Attorney General backs unions in Casino War

Management at Foxwoods Resort Casino entered formal objections Monday to a union vote by table game dealers, asserting that federal labor law doesn't apply to the tribal casino while also claiming the election was tainted by union officials who engaged in unlawful tactics.

The objections, filed with the National Labor Relations Board office in Hartford, challenge the results of a federally supervised election Nov. 24. Foxwoods' blackjack, poker and other table game dealers voted to have the United Auto Workers union represent them.

The dealers would be the first Foxwoods employees to unionize. The vote has national significance, since it is believed to be the first NLRB-supervised union election at a tribal casino. If the NLRB rejects Foxwoods' objections, the casino has another avenue for challenge: Casino management can refuse to bargain with the newly certified unit, sending the dispute into federal appellate courts.

Leaders of the Mashantucket Pequot Tribe, which owns and operates Foxwoods, indicated the issue is probably headed in that direction. "In light of what is at stake for all of Indian country, we must pursue this and it will require an appeal to the federal courts," said Tribal Chairman Michael J. Thomas in a letter circulated by the tribe.

In its objections, Foxwoods repeated the argument it has made throughout the organizing process: Federal labor law doesn't apply to casino employees because the tribe is a sovereign nation. Union organizing should instead take place under recently adopted tribal laws.

Attorneys for the casino also accused the UAW of "unlawfully harassing, threatening and intimidating" dealers and making "threats of bodily harm" to affect the outcome of the election.

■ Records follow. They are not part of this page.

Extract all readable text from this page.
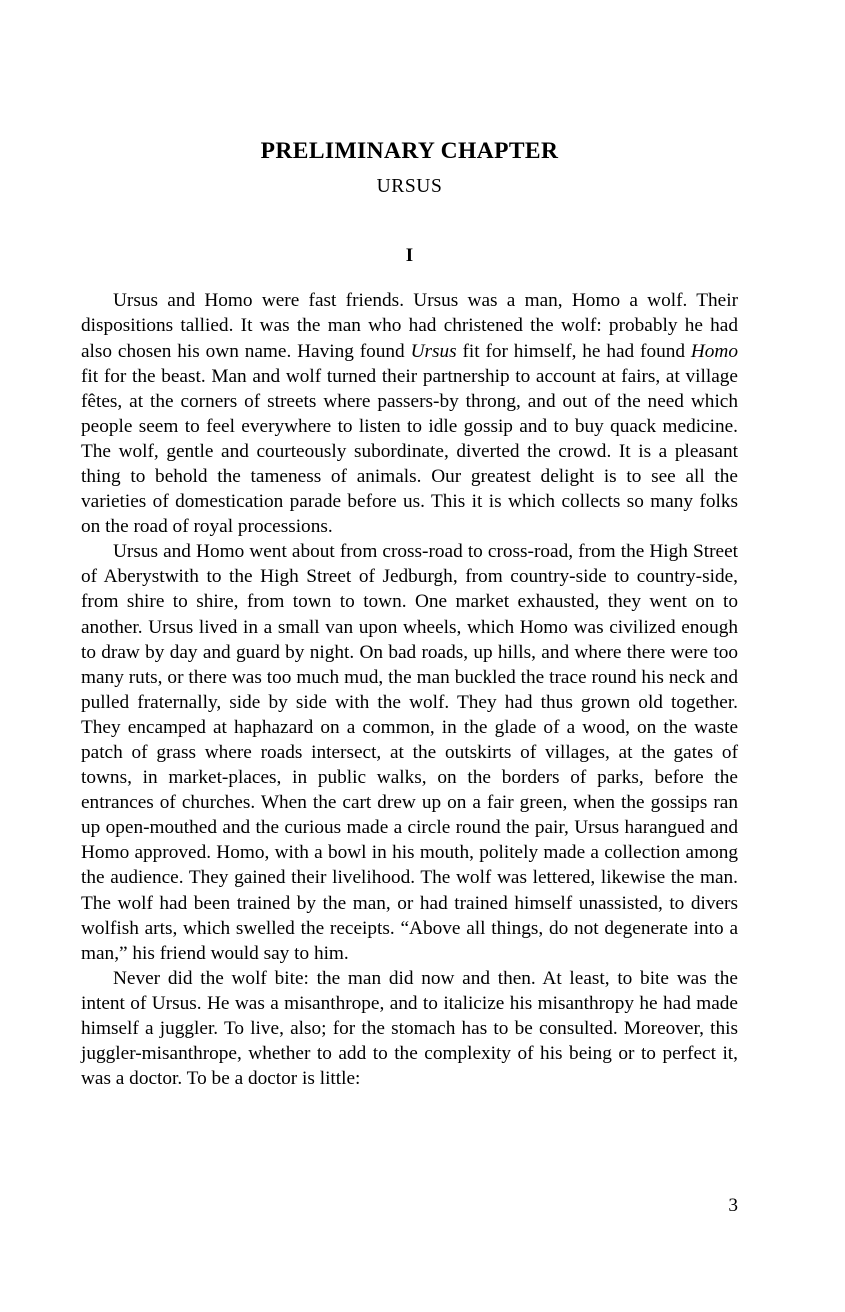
PRELIMINARY CHAPTER
URSUS
I

Ursus and Homo were fast friends. Ursus was a man, Homo a wolf. Their dispositions tallied. It was the man who had christened the wolf: probably he had also chosen his own name. Having found Ursus fit for himself, he had found Homo fit for the beast. Man and wolf turned their partnership to account at fairs, at village fêtes, at the corners of streets where passers-by throng, and out of the need which people seem to feel everywhere to listen to idle gossip and to buy quack medicine. The wolf, gentle and courteously subordinate, diverted the crowd. It is a pleasant thing to behold the tameness of animals. Our greatest delight is to see all the varieties of domestication parade before us. This it is which collects so many folks on the road of royal processions.

Ursus and Homo went about from cross-road to cross-road, from the High Street of Aberystwith to the High Street of Jedburgh, from country-side to country-side, from shire to shire, from town to town. One market exhausted, they went on to another. Ursus lived in a small van upon wheels, which Homo was civilized enough to draw by day and guard by night. On bad roads, up hills, and where there were too many ruts, or there was too much mud, the man buckled the trace round his neck and pulled fraternally, side by side with the wolf. They had thus grown old together. They encamped at haphazard on a common, in the glade of a wood, on the waste patch of grass where roads intersect, at the outskirts of villages, at the gates of towns, in market-places, in public walks, on the borders of parks, before the entrances of churches. When the cart drew up on a fair green, when the gossips ran up open-mouthed and the curious made a circle round the pair, Ursus harangued and Homo approved. Homo, with a bowl in his mouth, politely made a collection among the audience. They gained their livelihood. The wolf was lettered, likewise the man. The wolf had been trained by the man, or had trained himself unassisted, to divers wolfish arts, which swelled the receipts. “Above all things, do not degenerate into a man,” his friend would say to him.

Never did the wolf bite: the man did now and then. At least, to bite was the intent of Ursus. He was a misanthrope, and to italicize his misanthropy he had made himself a juggler. To live, also; for the stomach has to be consulted. Moreover, this juggler-misanthrope, whether to add to the complexity of his being or to perfect it, was a doctor. To be a doctor is little:

3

They also claimed the NLRB should have provided ballots in more than one language.

Attorney General Richard Blumenthal said the accusations were groundless.

"Broad claims of impropriety are easily made — but no specific facts or evidence have been provided to support them," Blumenthal said.

The UAW said that Foxwoods management should respect the majority vote and begin negotiating instead of spending millions of dollars fighting the results.

The NLRB said the size of the bargaining unit will be 2,600 workers.